Second death, forced rebirth: hemlock harvest and tempered dead
After this, the poem insists on repetition: a “second death” followed by a “second struggling.” The speaker says, Sharp in my second death
, he “marked the hills,” as if dying heightens perception rather than erasing it. But what he sees is poisoned abundance: “harvest / Of hemlock and the blades.” Hemlock turns harvest—normally nourishment—into execution, and “blades” can be both grass and weapons, keeping nature and violence fused. Then the poem stains itself: “rust / My blood upon the tempered dead.” “Tempered” is a metalworker’s word, suggesting bodies have become hardened instruments; blood turns to “rust,” the corrosive proof that the body is now part of the iron world. Even rebirth is coerced: “forcing / My second struggling from the grass.” The grass is no longer a cradle; it’s a surface you must claw through, like a grave’s covering.
Contagious power and the rerobing of the ghost
One of the poem’s strangest claims is that power spreads like disease: power was contagious
in this “second / Rise of the skeleton.” The speaker’s resurrection is not holy; it’s infectious, a bodily transmission. He describes a “Rerobing of the naked ghost,” which makes the soul seem exposed and shivering until it’s forced back into uniform—back into the body, back into history. Then “Manhood / Spat up from the resuffered pain.” Manhood is not achieved; it’s vomited. The verb is crucial: it turns maturity into an involuntary expulsion, something the body produces under duress. The tone becomes bitterly triumphant—yes, there’s a “rise,” but it tastes like bile. The contradiction here is brutal: the poem speaks the language of empowerment (“power,” “strength,” “manhood”) while insisting those things are born from re-traumatization.

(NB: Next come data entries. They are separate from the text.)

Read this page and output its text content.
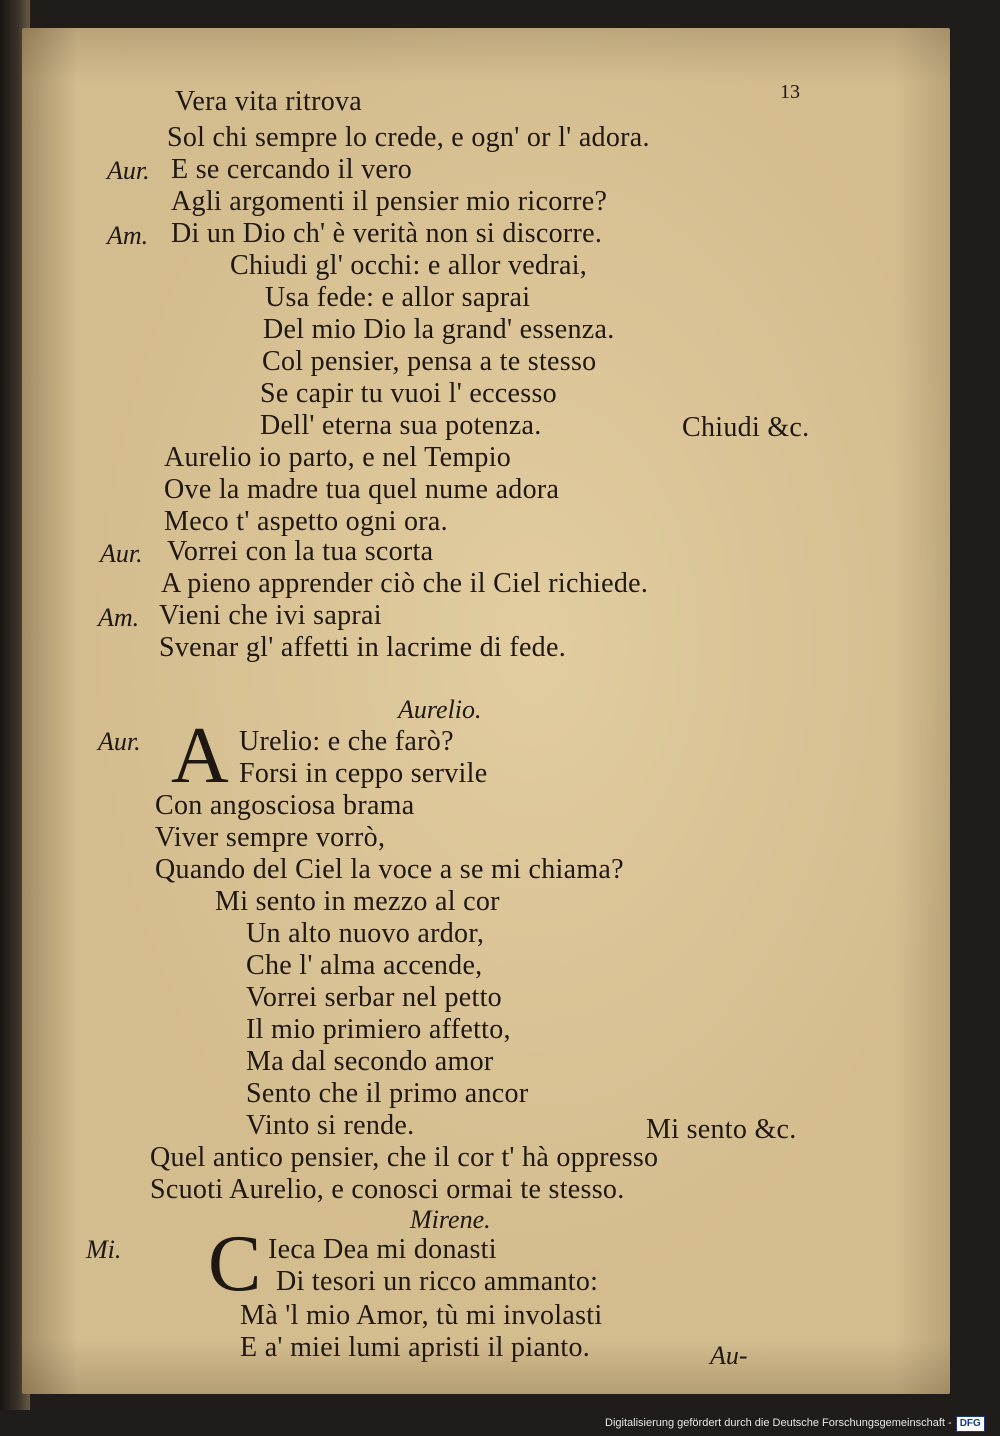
13
Vera vita ritrova
Sol chi sempre lo crede, e ogn' or l' adora.
Aur. E se cercando il vero
Agli argomenti il pensier mio ricorre?
Am. Di un Dio ch' è verità non si discorre.
Chiudi gl' occhi: e allor vedrai,
Usa fede: e allor saprai
Del mio Dio la grand' essenza.
Col pensier, pensa a te stesso
Se capir tu vuoi l' eccesso
Dell' eterna sua potenza.	Chiudi &c.
Aurelio io parto, e nel Tempio
Ove la madre tua quel nume adora
Meco t' aspetto ogni ora.
Aur. Vorrei con la tua scorta
A pieno apprender ciò che il Ciel richiede.
Am. Vieni che ivi saprai
Svenar gl' affetti in lacrime di fede.
Aurelio.
Aur. A Urelio: e che farò?
Forsi in ceppo servile
Con angosciosa brama
Viver sempre vorrò,
Quando del Ciel la voce a se mi chiama?
Mi sento in mezzo al cor
Un alto nuovo ardor,
Che l' alma accende,
Vorrei serbar nel petto
Il mio primiero affetto,
Ma dal secondo amor
Sento che il primo ancor
Vinto si rende.	Mi sento &c.
Quel antico pensier, che il cor t' hà oppresso
Scuoti Aurelio, e conosci ormai te stesso.
Mirene.
Mi. C Ieca Dea mi donasti
Di tesori un ricco ammanto:
Mà 'l mio Amor, tù mi involasti
E a' miei lumi apristi il pianto.	Au-
Digitalisierung gefördert durch die Deutsche Forschungsgemeinschaft - DFG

Adam’s brine and the exhausted sea
In the final stanza, the poem circles back to the beginning with a darker substitution: sweat of death
replaces sweat of sleep
. Genesis is still dreamed, but the dream is now soaked in mortality. The speaker has “fallen / Twice in the feeding sea,” which evokes both womb and grave—water as what sustains and what swallows. He grows Stale of Adam's brine
, a salty image that collapses biblical origin into seawater and bodily fluid, making “Adam” less a father of innocence than a taste that has gone flat from repetition. Yet the poem ends on a strained, stubborn reaching: “until, vision / Of new man strength, I seek the sun.” The sun returns, but after “metal / Of suns” and “man-melting night,” seeking it feels less like hope than like a physiological need—the body’s last orientation toward warmth, clarity, and something not yet weaponized.
A hard question the poem won’t let go of
If the speaker must be born through drills, shrapnel, and gas, what would a new man strength
even mean? The poem seems to ask whether strength can be anything other than the ability to endure repeated damage—whether “genesis” can exist without the machinery of suffering that keeps producing it.